Take an acclaimed author/screenwriter, many of whose novels have already been adapted into popular movies; add a director with a filmography that includes some of the best-loved movies of the past 30 years; then garnish with a pair of likeable, capable actors.
Unfortunately, as every cook knows, even with all the right ingredients, sometimes the dish just doesn’t work.
In the case of “State of the Union,” the author in question is none other than Mr. Adaptation himself, Nick Hornby, whose writing has provided fertile ground for filmmakers. His first novel, “Fever Pitch,” was turned into a 1997 movie starring Colin Firth and proved so popular that an American remake was issued eight years later, starring Jimmy Fallon and Drew Barrymore. Subsequent books were also adapted for the big and small screens: “High Fidelity,” starring John Cusack; Hugh Grant and Toni Collette took the lead roles in “About a Boy”; and, most recently, Rose Byrne and Ethan Hawke starred in “Juliet, Naked.”
The director, too, has an impressive track record. Stephen Frears directed the critically acclaimed 1980s hits “My Beautiful Laundrette” (starring Daniel Day-Lewis) and “Dangerous Liaisons” (starring so many A-listers that you should just Google it). He also directed last year’s Amazon Prime hit, “A Very British Scandal.” Frears has also worked with Hornby before, teaming up on “High Fidelity” in 2000.
The acting talent for “State of the Union” also promises great things. Rosamund Pike got her big break playing a Bond girl to Pierce Brosnan’s 007 in “Die Another Day,” but she is perhaps best known to audiences from her Oscar-nominated performance in “Gone Girl.” In “State of the Union,” she plays the role of Louise, opposite Tom, played by Chris O’Dowd, the Irish actor who, despite starring in many popular movies and shows, will always be the irascible tech support guy in “The IT Crowd” to me.
The format of “State of the Union” is also intriguing. The show tells the story of a married couple, Tom and Louise, trying to save their marriage after what Tom refers to as “a spot of infidelity.” The couple meets up each week ahead of their session with a couple’s therapist; their progress – or lack thereof – is manifested in their interactions and their conversations.
For Frears, Pike and O’Dowd, the show does not provide much of a challenge. The direction is straightforward enough; the scenes are shot almost exclusively in a pub, there are barely any speaking characters apart from the two leads and the plot, such as it is, does not call for any special camerawork.
Pike and O’Dowd, meanwhile, handle their respective characters with the skill and sensitivity one would expect of two such accomplished actors. Pike richly deserved her Primetime Emmy Award for her performance, which was perceptive and suitably subdued.
So, with all the ingredients prepared and the recipe double-checked, how did “State of the Union” turn out so bland? The only explanation, it seems, is the writing.

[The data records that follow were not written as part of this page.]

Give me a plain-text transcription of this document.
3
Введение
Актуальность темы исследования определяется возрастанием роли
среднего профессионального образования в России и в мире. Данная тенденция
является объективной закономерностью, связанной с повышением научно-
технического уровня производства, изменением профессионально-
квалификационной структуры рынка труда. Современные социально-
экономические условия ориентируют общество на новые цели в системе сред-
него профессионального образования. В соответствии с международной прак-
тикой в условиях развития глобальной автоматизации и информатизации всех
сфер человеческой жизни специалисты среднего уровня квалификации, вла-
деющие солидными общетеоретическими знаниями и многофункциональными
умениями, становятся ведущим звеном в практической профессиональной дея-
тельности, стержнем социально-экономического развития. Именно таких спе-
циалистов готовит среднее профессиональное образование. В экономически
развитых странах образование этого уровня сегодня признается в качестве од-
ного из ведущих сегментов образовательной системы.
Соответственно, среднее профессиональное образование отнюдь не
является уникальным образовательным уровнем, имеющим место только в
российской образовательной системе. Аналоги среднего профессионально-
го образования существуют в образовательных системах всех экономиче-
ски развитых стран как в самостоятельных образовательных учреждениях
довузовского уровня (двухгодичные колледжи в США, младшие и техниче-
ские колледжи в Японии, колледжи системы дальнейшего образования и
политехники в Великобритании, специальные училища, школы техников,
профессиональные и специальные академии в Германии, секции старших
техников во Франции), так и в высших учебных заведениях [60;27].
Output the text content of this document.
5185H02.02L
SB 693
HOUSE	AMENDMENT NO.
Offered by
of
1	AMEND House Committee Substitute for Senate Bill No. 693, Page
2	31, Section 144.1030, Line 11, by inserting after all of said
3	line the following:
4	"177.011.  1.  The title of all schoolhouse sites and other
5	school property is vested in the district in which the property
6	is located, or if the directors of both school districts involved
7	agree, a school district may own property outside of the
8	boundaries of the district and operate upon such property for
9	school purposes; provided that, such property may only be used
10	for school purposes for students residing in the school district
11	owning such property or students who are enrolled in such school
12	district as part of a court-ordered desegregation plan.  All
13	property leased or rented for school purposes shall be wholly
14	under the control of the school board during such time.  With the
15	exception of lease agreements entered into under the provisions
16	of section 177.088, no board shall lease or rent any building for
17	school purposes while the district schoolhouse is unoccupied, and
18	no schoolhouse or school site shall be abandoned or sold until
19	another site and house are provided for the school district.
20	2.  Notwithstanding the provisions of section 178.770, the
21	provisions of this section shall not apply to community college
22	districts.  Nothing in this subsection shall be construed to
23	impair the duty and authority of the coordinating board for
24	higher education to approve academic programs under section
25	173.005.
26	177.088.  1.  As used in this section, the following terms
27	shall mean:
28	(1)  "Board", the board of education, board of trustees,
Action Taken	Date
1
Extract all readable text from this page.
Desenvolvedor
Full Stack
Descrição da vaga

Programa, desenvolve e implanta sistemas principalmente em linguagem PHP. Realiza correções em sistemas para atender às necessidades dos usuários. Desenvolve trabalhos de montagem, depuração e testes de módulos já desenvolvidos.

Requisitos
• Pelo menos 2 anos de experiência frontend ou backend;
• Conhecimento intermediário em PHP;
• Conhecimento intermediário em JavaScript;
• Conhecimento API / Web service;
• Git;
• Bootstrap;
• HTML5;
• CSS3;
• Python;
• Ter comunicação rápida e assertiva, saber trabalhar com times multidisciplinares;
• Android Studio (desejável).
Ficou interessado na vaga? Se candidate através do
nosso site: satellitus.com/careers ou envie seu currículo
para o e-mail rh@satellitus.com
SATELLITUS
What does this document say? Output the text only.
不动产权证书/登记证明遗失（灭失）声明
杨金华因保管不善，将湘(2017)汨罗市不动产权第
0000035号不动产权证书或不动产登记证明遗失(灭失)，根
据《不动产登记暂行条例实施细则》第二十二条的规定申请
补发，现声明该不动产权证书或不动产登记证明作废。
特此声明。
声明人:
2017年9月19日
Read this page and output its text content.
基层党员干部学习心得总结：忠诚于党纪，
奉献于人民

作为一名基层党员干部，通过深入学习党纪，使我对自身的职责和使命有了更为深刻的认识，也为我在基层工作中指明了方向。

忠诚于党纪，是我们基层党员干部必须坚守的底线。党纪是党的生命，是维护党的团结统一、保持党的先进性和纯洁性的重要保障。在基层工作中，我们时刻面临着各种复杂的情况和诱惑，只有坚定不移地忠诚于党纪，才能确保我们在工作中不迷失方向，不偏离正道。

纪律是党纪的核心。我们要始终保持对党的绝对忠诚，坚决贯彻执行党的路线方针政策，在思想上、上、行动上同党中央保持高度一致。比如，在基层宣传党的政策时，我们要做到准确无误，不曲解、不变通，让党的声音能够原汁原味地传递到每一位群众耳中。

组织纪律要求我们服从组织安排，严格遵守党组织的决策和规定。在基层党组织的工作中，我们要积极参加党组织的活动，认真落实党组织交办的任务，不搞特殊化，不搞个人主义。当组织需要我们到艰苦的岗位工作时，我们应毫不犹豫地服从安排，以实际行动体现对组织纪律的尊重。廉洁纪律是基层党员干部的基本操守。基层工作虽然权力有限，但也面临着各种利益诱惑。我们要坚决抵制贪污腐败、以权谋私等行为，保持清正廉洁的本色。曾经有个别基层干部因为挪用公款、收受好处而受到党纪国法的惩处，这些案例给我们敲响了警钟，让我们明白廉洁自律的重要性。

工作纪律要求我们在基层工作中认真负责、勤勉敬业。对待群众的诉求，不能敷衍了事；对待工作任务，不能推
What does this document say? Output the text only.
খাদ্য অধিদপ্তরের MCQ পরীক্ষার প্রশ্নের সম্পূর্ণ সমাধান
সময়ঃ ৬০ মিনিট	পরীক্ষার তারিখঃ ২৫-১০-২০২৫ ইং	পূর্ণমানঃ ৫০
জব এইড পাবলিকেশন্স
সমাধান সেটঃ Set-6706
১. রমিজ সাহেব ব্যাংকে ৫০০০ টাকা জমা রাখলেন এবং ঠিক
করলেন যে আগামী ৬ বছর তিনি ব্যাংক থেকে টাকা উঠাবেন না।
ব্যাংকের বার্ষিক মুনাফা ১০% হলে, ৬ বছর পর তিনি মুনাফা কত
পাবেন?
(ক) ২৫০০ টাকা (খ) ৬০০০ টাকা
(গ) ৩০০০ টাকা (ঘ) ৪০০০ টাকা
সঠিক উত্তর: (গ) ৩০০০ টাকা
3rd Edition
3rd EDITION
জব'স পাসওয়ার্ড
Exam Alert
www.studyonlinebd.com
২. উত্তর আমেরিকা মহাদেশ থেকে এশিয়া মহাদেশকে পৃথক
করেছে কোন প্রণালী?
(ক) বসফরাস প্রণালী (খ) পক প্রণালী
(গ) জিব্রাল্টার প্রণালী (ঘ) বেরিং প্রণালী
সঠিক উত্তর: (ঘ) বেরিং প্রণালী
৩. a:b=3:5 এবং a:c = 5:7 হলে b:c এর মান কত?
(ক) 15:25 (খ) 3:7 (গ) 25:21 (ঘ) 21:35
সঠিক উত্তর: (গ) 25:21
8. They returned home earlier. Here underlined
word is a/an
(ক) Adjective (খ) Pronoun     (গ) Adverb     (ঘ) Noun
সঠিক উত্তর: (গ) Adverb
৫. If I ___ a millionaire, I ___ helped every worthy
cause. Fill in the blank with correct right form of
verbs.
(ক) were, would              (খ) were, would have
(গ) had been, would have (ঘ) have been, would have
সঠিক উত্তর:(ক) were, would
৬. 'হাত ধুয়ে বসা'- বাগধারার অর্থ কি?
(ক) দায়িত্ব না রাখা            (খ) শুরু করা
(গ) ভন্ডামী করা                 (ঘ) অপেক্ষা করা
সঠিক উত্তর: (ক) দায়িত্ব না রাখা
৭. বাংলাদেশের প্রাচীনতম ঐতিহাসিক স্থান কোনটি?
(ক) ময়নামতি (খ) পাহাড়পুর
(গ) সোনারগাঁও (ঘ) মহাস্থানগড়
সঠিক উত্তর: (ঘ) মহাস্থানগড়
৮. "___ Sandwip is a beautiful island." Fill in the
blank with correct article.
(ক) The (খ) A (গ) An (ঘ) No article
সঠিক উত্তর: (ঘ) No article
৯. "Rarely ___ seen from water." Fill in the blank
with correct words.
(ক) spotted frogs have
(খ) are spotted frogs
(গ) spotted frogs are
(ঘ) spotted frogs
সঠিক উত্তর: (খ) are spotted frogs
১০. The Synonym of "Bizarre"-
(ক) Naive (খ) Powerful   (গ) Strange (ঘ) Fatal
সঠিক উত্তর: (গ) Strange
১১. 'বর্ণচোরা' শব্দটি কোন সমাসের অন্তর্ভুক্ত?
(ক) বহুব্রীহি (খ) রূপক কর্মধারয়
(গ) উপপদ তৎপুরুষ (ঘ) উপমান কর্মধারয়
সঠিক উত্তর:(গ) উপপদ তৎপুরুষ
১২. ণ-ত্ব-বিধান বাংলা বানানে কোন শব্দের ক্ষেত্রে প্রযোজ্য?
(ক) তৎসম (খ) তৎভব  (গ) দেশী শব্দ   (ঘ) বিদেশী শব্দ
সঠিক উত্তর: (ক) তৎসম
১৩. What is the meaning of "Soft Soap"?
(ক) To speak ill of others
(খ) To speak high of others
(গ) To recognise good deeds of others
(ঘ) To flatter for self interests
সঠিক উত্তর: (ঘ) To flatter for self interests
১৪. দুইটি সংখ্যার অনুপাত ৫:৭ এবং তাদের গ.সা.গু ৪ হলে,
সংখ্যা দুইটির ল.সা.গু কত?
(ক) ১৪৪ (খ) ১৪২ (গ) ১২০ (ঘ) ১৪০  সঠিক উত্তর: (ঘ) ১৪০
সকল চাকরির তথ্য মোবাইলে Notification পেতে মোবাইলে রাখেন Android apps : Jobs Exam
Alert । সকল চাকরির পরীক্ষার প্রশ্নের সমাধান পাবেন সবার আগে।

If you’ve read any of Hornby’s novels or seen any of the adaptations of his writing, you know what to expect. He is usually insightful and witty. He has – perhaps unusually for a middle-aged, upper-middle-class, male writer – written three-dimensional female characters. His plotlines may err on the side of mawkishness (maybe that’s why they make sure good fodder for Hollywood?), but, on the whole, he has justified his position as one of Britain’s best-loved writers.
“State of the Union,” however, is not his best work. Despite its fun-size episode length, there were moments when this reviewer was bored with the dialogue, which did not zip along at the expected pace. In a series lasting a total of 100 minutes, there’s surely no room for pregnant pauses.
There’s nothing wrong with short-burst serialization. Charles Dickens, Wilkie Collins and Sir Arthur Conan Doyle all published some of their writing in weekly installments. But it’s a skill that, it seems, needs honing. One 10-minute episode contains around 2,500 words of dialogue. To make it work, the writing needs to be tight and there can be no throwaway lines. “State of the Union” contains too many dead moments, which leave a more lasting impression than the many good lines.
It’s possible that Hornby tried to shoe-horn an already existing but incomplete idea into this format. The themes – marital dissatisfaction and existential malaise – are familiar, as are the foibles and weaknesses of the characters. But “State of the Union” feels like the draft of a Nick Hornby novel. In parts, it manages to reproduce some sense of his writing skill. There are some very funny lines, but too much rests on the shoulders of the lead actors. When one of the ingredients is subpar, the final dish will always disappoint.